CountEmissionsEU (adottato)

Metodologia obbligatoria e obblighi di informativa sulle emissioni dei servizi di trasporto. I fattori di emissione verificati per ogni singola spedizione diventano un requisito standard richiesto dai clienti.

Regolamento (UE) 2020/1054 (Pacchetto Mobilità I)

Pacchetto sulla mobilità nel settore del trasporto su strada

Norme in materia di turni, tempi di guida, periodi di riposo e rientro a casa per i conducenti professionisti. Intensificazione dei controlli. Rilevanza finanziaria diretta per S1 e S2.

Regolamento (UE) 2019/1242

Standard di prestazione relativi alle emissioni di CO₂ per i veicoli pesanti

Gli standard imposti dai costruttori per autocarri e autobus stanno favorendo il rinnovo delle flotte a favore di veicoli a basse emissioni e a emissioni zero. Ciò definisce il percorso di transizione verso l'E1.

Sei errori DMA rilevati nelle dichiarazioni relative al settore dei trasporti e della logistica della prima tornata.
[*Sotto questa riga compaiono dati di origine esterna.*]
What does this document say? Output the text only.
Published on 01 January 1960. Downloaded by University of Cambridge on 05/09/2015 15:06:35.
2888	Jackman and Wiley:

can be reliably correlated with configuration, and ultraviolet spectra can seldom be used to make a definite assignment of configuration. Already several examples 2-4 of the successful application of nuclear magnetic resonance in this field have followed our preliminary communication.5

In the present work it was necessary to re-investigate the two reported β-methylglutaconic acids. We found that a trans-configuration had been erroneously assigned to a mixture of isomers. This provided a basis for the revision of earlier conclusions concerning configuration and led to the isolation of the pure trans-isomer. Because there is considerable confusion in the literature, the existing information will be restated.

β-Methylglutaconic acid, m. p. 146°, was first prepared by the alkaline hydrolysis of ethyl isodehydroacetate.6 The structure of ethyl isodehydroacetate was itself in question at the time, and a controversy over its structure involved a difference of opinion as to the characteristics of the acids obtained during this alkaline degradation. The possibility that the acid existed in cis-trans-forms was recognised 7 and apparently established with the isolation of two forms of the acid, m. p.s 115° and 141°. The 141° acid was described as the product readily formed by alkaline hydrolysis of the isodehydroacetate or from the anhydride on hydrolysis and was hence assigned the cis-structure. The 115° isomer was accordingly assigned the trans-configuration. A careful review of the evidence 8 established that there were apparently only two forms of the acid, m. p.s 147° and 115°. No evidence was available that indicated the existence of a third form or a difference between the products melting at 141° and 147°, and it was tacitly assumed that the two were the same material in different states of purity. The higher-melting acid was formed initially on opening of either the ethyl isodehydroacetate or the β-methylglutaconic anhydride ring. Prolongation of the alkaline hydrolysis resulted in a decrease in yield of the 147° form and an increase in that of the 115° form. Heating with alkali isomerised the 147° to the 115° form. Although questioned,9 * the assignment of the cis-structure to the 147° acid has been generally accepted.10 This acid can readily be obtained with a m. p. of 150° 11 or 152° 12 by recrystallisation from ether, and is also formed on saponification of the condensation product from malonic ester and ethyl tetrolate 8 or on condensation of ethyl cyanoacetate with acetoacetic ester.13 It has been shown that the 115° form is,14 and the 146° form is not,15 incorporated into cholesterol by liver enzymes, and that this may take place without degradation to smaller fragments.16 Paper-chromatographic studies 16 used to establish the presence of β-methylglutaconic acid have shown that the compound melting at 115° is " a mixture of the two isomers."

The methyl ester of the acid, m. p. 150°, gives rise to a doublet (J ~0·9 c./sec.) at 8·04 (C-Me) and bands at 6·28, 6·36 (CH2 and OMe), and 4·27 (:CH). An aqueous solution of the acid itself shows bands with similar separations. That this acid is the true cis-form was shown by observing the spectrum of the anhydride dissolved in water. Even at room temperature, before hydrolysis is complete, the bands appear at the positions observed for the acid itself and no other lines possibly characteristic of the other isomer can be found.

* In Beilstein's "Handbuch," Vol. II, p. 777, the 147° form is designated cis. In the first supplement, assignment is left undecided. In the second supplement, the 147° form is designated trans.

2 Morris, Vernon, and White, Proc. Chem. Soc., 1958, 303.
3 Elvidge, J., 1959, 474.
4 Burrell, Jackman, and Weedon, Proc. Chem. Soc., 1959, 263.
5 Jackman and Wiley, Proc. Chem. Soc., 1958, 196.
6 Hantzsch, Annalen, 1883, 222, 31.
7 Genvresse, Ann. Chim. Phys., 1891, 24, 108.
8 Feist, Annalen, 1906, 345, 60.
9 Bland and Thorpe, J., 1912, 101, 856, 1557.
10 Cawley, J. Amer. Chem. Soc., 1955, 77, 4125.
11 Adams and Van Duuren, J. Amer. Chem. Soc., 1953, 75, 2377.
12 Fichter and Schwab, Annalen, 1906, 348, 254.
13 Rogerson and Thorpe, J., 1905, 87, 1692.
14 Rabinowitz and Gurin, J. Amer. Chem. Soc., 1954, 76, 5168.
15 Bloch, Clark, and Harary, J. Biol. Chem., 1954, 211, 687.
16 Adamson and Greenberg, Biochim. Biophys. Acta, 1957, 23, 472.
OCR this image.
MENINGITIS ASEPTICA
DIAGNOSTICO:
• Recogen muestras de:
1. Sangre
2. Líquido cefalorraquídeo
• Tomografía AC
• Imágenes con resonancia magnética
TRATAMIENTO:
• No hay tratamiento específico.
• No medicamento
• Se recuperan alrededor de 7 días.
Modelli tratti dalla revisione dell'attuazione del 2025 dell'EFRAG e da un'analisi delle relazioni CSRD pubblicate nella Fase 1 relative al settore dei trasporti e della logistica. Da utilizzare come lista di controllo preliminare prima dell'approvazione della DMA.

Insidia n. 1

Emissioni di Scope 3 delle categorie 4 e 9 non separate

Per gli operatori logistici, le emissioni legate al trasporto a monte (Cat. 4) e a valle (Cat. 9) sono distinte. Raggrupparle in un unico dato complessivo sottostima l'esposizione effettiva.

Insidia n. 2

La direttiva FuelEU Maritime è considerata solo a fini di conformità

Il regime di liquidazione e sanzioni del pool FuelEU costituisce un fattore finanziario diretto e quantificabile rilevante ai fini della valutazione. Deve essere integrato nel sistema di valutazione E1, non solo negli aspetti normativi.

Insidia n. 3

Il benessere dei conducenti è limitato al personale assunto direttamente

Gli obblighi relativi al Pacchetto Mobilità e all'MLC si applicano ai conducenti subappaltati e distaccati. La valutazione dei lavoratori della catena del valore S2 deve estendersi oltre il proprio organico.

Insidia n. 4

L'impatto sulla qualità dell'aria locale è limitato esclusivamente ai siti operativi

Le emissioni delle flotte incidono sulla qualità dell'aria lungo l'intera rete di percorsi. Il punteggio relativo all'impatto sulla comunità (S3) e a quello relativo all'inquinamento (E2) dovrebbe riflettere l'esposizione a livello di percorso.

Insidia n. 5

Ritardo nell'adozione della metodologia CountEmissionsEU

L'obbligo di comunicazione delle emissioni di trasporto trasforma i dati relativi alle singole spedizioni da facoltativi a obbligatori. La mancata preparazione al CountEmissionsEU costituisce una lacuna nella preparazione al sistema E1.

Insidia n. 6

I fattori di emissione relativi al carico e ai clienti non sono stati riconciliati

I mittenti verificano sempre più spesso i fattori di emissione certificati per ogni singola spedizione. Le incongruenze tra i dati interni sulle emissioni delle aree di mercato (DMA) e i resoconti forniti ai clienti rappresentano un rischio significativo.